La catégorie des questions reliées à la compétence

Les « questions liées à la compétence » ou « questions touchant véritablement à la compétence », quant à elles, ne font plus partie des catégories de questions qui exigent l’application de la norme de la décision correcte.

Il ne s’agit pas d’un changement majeur en soi, la Cour suprême ayant souvent rappelé que ce type de questions était exceptionnel. Néanmoins, le sort de ces questions est maintenant clarifié : c’est la norme de la décision raisonnable qui s’y applique.

Les cas où la loi prévoit un mécanisme d’appel

On relève un changement important dans les cas où la loi prévoit un mécanisme d’appel à l’encontre d’une décision administrative devant une cour de justice4.

Il faut désormais, en pareils cas, s’en remettre aux normes d’intervention applicables en appel, selon la nature de la question en cause (question de droit, question de fait ou question mixte de fait et de droit), plutôt qu’aux normes de contrôle judiciaire.

Les cas où la loi précise la norme de contrôle applicable

La présomption d’application de la norme de la décision raisonnable cède enfin le pas lorsque le législateur a expressément indiqué la norme applicable au contrôle d’une décision administrative donnée.
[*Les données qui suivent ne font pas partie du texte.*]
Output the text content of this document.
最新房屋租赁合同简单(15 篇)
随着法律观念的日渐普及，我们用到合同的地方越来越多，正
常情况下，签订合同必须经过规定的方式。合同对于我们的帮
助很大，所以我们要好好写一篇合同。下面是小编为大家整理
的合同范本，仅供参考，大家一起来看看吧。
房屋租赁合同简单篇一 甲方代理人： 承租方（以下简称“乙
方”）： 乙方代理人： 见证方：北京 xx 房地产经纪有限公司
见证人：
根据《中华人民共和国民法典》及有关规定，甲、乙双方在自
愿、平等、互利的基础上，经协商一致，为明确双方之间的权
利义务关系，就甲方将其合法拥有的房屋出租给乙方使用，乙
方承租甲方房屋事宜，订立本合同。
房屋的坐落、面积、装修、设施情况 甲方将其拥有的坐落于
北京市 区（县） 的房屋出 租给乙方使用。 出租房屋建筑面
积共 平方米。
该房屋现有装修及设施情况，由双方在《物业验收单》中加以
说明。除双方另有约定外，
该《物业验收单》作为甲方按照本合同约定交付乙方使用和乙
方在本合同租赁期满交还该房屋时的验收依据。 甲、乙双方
Dans un tel cas, c’est la norme déterminée par le législateur qui s’applique.

Quoi retenir?

L’arrêt Vavilov opère un revirement majeur de l’état du droit en matière de contrôle judiciaire. Pour cette raison, la jurisprudence antérieure doit être considérée avec prudence.

Pour l’instant, les situations permettant de repousser la présomption d’application de la norme de la décision raisonnable se limitent aux cinq situations évoquées ci-dessus, c’est-à-dire aux trois catégories de questions qui exigent l’application de la norme de la décision correcte, aux cas d’appels prévus par la loi et aux cas pour lesquels le législateur a expressément précisé la norme applicable.

La Cour suprême ouvre toutefois la porte à la reconnaissance ultérieure de nouvelles exceptions, de manière exceptionnelle toutefois et en respectant le cadre d’analyse et les principes énoncés dans l’arrêt.

À suivre - L’application de la norme de la décision raisonnable

En plus de réviser le cadre d’analyse servant à déterminer la norme de contrôle applicable, les juges de la majorité formulent une série de précisions et d’indications sur la manière dont la norme de la décision raisonnable devrait être appliquée, évoquant eux-mêmes un « cadre d’application plus rigoureux de la norme de contrôle de la décision raisonnable ».

Il demeurera ainsi important de suivre les prochains jugements de la Cour suprême mais également des autres cours de justice afin de mesurer l’impact de ce nouveau cadre d’application de la norme de la décision raisonnable.

Les membres de nos équipes œuvrant en droit administratif, en droit du travail et en litige demeurent disponibles pour tous conseils et recherche de solutions en réponse à vos questions.

 

  1. Canada (Ministre de la Citoyenneté et de l’Immigration) c. Vavilov, 2019 CSC 65.
  2. Bell Canada c. Canada (Procureur général), 2019 CSC 66.
  3. Société canadienne des postes c. Syndicat des travailleurs et travailleuses des postes, 2019 CSC 67.
  4. Par exemple, l’appel de certaines décisions du Tribunal administratif du Québec devant la Cour du Québec.